Now, there are some important things I must mention. I am naturally shy and introverted. When I started dating my husband, a lot of that diminished & I have grown in these areas. He is naturally quite outgoing and gregarious. He seems, to me, to be gifted at talking to people, lacking fear. I tend to often feel awkward and intimidated. David & I had a conversation a couple of weeks ago about me having to work harder to overcome my natural tendencies by God’s grace and the power of His Spirit. Today was an answer to our prayers toward that end. Sharing the Gospel with her was not as hard as I’d made it to be. God granted me the boldness I’d prayed for. I saw her as someone who needs Jesus and my heart was saddened for her. I cared about her. I listened to her. I wanted to know who she was. She wasn’t someone to check off of my list. She was a sinner, like I am, in need of God’s great grace through the Gospel of Jesus Christ.

David has often encouraged me to do life intentionally when it comes to having Gospel conversations. Any moment could be opportune.
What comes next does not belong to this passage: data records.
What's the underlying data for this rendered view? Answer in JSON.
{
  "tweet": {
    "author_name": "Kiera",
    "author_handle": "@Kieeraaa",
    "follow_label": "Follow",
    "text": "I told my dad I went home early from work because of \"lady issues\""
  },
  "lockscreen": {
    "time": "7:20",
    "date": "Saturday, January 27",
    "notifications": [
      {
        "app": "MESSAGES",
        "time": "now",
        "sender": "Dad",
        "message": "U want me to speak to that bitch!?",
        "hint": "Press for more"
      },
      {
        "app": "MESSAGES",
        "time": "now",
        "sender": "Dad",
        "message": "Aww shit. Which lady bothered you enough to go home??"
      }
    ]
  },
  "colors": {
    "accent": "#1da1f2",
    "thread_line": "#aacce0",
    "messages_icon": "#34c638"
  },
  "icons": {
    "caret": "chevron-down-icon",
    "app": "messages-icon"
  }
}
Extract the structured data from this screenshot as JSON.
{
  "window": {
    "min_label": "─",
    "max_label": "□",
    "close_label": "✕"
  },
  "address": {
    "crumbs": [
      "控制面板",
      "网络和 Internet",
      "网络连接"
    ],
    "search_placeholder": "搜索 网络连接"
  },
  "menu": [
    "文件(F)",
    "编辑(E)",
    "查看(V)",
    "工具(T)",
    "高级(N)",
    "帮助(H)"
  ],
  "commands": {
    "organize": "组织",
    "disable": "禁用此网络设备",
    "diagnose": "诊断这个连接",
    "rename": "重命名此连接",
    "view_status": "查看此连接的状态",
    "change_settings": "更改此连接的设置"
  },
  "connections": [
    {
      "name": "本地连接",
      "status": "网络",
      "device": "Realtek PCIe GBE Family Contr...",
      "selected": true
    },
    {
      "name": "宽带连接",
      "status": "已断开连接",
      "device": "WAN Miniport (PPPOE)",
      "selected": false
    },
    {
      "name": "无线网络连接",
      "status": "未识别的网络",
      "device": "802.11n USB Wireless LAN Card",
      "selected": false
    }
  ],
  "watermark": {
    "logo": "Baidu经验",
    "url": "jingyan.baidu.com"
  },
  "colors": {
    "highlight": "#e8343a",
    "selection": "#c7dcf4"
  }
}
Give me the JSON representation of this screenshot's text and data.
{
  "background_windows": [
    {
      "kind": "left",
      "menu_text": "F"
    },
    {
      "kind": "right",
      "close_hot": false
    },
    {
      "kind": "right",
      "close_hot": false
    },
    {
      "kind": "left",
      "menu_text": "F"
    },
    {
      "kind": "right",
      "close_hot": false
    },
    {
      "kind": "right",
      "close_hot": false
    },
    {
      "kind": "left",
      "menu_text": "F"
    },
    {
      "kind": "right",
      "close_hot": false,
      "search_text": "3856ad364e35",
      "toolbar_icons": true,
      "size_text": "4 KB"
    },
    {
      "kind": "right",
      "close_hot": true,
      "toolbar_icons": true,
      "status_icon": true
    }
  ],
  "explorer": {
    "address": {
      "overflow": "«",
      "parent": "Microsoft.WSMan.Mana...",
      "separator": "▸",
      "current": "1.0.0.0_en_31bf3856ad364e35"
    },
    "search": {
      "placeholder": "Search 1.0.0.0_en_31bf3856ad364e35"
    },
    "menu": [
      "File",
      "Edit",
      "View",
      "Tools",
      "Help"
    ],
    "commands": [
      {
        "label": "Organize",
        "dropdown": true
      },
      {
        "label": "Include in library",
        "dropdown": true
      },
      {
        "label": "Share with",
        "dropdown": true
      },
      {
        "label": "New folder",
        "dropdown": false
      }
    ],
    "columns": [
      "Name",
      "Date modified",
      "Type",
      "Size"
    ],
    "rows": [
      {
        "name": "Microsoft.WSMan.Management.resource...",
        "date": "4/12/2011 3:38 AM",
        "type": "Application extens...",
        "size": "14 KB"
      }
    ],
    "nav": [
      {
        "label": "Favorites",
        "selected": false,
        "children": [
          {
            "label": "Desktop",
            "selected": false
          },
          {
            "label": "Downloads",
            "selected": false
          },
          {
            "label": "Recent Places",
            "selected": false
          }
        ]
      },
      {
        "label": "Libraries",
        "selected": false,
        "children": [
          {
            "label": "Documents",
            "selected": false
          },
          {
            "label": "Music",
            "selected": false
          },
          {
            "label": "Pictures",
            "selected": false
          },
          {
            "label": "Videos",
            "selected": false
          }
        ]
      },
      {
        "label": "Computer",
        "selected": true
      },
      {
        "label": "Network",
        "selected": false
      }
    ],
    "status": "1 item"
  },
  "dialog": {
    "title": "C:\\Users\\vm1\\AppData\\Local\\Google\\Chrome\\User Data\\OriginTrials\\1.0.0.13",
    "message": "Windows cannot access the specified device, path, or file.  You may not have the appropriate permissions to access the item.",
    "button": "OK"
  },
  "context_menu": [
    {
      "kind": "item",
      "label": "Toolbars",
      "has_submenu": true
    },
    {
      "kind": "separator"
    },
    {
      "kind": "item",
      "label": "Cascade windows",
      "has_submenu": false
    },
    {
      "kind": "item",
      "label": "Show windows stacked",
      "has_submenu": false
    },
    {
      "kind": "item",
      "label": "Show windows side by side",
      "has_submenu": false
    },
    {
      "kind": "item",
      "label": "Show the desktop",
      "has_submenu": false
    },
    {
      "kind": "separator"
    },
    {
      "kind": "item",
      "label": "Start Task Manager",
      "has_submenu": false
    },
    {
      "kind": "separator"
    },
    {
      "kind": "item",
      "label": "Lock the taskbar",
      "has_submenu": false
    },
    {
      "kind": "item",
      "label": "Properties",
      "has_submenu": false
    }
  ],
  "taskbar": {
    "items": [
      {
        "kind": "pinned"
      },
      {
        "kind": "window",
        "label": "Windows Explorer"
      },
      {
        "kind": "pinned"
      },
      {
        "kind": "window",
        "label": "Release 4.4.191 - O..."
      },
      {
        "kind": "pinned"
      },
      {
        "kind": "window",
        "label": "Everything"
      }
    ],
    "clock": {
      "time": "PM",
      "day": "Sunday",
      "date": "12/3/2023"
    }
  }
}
What I thought was going to be just doing laundry today was something much more.

When I’d told him about my conversation with her, he shared that he’d prayed this week about this very thing for me. How gracious is God to answer my love’s prayer in this way. I am thankful for the opportunity to be obedient to God’s command to share His Gospel, and I pray that I would have many more chances to tell people of God’s great love to us sinners that was shown by the sending of Jesus Christ. I pray that I would continue to grow in my fervor and boldness and urgency.

For I am not ashamed of the gospel, for it is the power of God for salvation to everyone who believes, to the Jew first and also to the Greek.